The Company expects to record additional pre-tax restructuring charges in the fourth quarter of 2006 and through mid-2007, potentially up to $2 million in cash. Potential future charges include approximately $0.8 million for severance costs and approximately $1.2 million for additional excess facilities that the Company has not yet ceased using as of September 30, 2006.

This current report on Form 8-K contains forward-looking statements relating to InfoSpace, Inc.’s products and services and future operating results, its anticipated revenue loss, planned reduction in force, expected and estimated restructuring charges, and an executive’s transition, that are subject to certain risks and uncertainties that could cause actual results to differ materially from those projected. These statements are not guarantees of future performance and are subject to certain risks, uncertainties and assumptions that are difficult to predict. Factors that could affect InfoSpace’s actual results include general economic, industry and market sector conditions, the progress and costs of the development of our products and services, our dependence on companies to distribute our products and services, the ability to successfully integrate acquired businesses, the successful execution of the Company’s strategic and operational initiatives, including rationalizing costs, and decisions made by our customers and partners to use our products and services. A more detailed description of certain factors that could affect actual results include, but are not limited to, those discussed in InfoSpace’s most recent Annual Report on Form 10-K and quarterly reports on Form 10-Q as filed from time to time, in the section entitled, “Risk Factors.” Readers are cautioned not to place undue reliance on these forward-looking statements, which speak only as of the date of this release. InfoSpace undertakes no obligation to update publicly any forward-looking statements to reflect new information, events or circumstances after the date of this release or to reflect the occurrence of unanticipated events.

 

Item 2.06 MATERIAL IMPAIRMENTS

Item 2.05 is incorporated herein by reference.

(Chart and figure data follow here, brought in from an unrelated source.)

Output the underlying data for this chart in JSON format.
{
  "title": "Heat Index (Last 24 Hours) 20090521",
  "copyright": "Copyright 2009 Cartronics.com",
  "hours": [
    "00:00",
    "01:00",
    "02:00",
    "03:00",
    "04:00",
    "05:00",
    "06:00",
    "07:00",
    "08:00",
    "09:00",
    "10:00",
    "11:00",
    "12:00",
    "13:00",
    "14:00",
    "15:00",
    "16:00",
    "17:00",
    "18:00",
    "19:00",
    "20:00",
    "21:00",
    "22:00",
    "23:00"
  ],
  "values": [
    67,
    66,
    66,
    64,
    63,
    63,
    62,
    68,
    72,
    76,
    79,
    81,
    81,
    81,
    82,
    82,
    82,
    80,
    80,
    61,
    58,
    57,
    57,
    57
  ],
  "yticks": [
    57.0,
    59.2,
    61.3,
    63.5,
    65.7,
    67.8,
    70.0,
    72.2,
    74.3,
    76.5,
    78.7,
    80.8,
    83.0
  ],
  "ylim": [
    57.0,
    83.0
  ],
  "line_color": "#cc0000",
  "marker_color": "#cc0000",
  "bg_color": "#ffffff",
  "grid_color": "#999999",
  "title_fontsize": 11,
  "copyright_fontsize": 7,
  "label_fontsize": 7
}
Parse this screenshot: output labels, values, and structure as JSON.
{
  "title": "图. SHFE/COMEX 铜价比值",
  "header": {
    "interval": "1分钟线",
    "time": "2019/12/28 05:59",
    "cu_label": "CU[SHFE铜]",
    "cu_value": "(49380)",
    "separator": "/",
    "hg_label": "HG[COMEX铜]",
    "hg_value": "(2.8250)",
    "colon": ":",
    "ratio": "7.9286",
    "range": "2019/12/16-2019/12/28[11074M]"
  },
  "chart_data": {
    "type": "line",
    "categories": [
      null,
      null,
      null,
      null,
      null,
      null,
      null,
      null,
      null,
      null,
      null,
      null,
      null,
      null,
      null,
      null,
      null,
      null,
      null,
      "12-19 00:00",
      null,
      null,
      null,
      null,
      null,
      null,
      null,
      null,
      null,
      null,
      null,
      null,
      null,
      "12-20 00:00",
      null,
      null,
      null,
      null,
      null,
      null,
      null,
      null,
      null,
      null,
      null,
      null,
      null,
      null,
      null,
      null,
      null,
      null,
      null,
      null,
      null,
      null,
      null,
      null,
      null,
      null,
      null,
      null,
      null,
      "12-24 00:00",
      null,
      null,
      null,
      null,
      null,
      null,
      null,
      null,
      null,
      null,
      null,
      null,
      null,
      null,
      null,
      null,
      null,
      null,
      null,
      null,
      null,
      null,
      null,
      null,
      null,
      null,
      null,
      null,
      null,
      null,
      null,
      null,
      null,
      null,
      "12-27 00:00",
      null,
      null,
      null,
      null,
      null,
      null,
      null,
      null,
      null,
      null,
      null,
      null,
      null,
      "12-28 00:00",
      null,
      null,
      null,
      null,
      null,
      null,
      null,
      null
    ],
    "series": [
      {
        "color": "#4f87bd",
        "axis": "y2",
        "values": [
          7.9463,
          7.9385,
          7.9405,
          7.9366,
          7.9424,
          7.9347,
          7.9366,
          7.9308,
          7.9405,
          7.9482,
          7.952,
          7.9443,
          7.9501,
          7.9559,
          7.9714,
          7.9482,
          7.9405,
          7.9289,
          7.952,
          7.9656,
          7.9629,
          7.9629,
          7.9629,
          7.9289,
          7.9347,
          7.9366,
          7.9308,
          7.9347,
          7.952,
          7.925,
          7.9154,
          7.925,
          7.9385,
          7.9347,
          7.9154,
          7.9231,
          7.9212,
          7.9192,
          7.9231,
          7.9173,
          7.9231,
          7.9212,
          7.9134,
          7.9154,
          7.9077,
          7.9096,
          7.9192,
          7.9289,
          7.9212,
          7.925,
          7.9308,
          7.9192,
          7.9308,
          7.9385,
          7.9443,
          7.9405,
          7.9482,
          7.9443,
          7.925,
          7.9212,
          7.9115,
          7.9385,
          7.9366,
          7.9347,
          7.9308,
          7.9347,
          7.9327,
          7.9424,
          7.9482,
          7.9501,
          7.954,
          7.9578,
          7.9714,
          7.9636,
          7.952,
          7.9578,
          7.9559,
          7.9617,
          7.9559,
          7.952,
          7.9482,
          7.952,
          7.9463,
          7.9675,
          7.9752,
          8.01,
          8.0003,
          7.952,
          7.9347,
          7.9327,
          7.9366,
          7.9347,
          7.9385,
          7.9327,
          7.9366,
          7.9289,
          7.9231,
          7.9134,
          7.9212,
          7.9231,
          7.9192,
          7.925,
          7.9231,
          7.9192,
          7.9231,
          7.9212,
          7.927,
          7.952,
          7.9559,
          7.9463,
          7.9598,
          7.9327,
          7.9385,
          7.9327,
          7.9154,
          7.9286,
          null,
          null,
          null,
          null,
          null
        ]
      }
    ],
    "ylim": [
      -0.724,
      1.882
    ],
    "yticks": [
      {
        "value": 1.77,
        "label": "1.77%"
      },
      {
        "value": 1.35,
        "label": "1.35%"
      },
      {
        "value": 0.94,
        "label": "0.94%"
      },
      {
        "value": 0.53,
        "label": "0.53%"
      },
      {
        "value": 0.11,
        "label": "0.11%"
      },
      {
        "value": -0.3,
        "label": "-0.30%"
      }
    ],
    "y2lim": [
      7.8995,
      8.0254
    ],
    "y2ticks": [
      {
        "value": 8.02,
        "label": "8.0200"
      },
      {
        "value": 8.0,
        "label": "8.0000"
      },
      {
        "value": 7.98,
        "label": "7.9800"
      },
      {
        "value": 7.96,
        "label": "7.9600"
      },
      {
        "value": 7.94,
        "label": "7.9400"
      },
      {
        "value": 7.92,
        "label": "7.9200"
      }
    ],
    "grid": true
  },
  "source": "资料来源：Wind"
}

Item 5.02 DEPARTURE OF DIRECTORS OR PRINCIPAL OFFICERS; ELECTION OF DIRECTORS; APPOINTMENT OF PRINCIPAL OFFICERS

On October 10, 2006, InfoSpace, Inc. announced that Edmund O. Belsheim, Jr. has resigned as a director of InfoSpace, effective October 9, 2006.

 

Item 9.01 FINANCIAL STATEMENTS AND EXHIBITS

 

  (d) EXHIBITS.

 

99.1    Press Release, dated October 10, 2006


SIGNATURES

Pursuant to the requirements of the Securities Exchange Act of 1934, the Registrant has duly caused this report to be signed on its behalf by the undersigned hereunto duly authorized.

Date: October 10, 2006

 

INFOSPACE, INC.

By:

 

/s/ Allen M. Hsieh

 

Allen m. Hsieh

 

Interim Chief Financial Officer, Chief Accounting Officer and VP Financial Operations


EXHIBIT INDEX

 

Exhibit
No
  

Description

99.1    Press Release, dated October 10, 2006.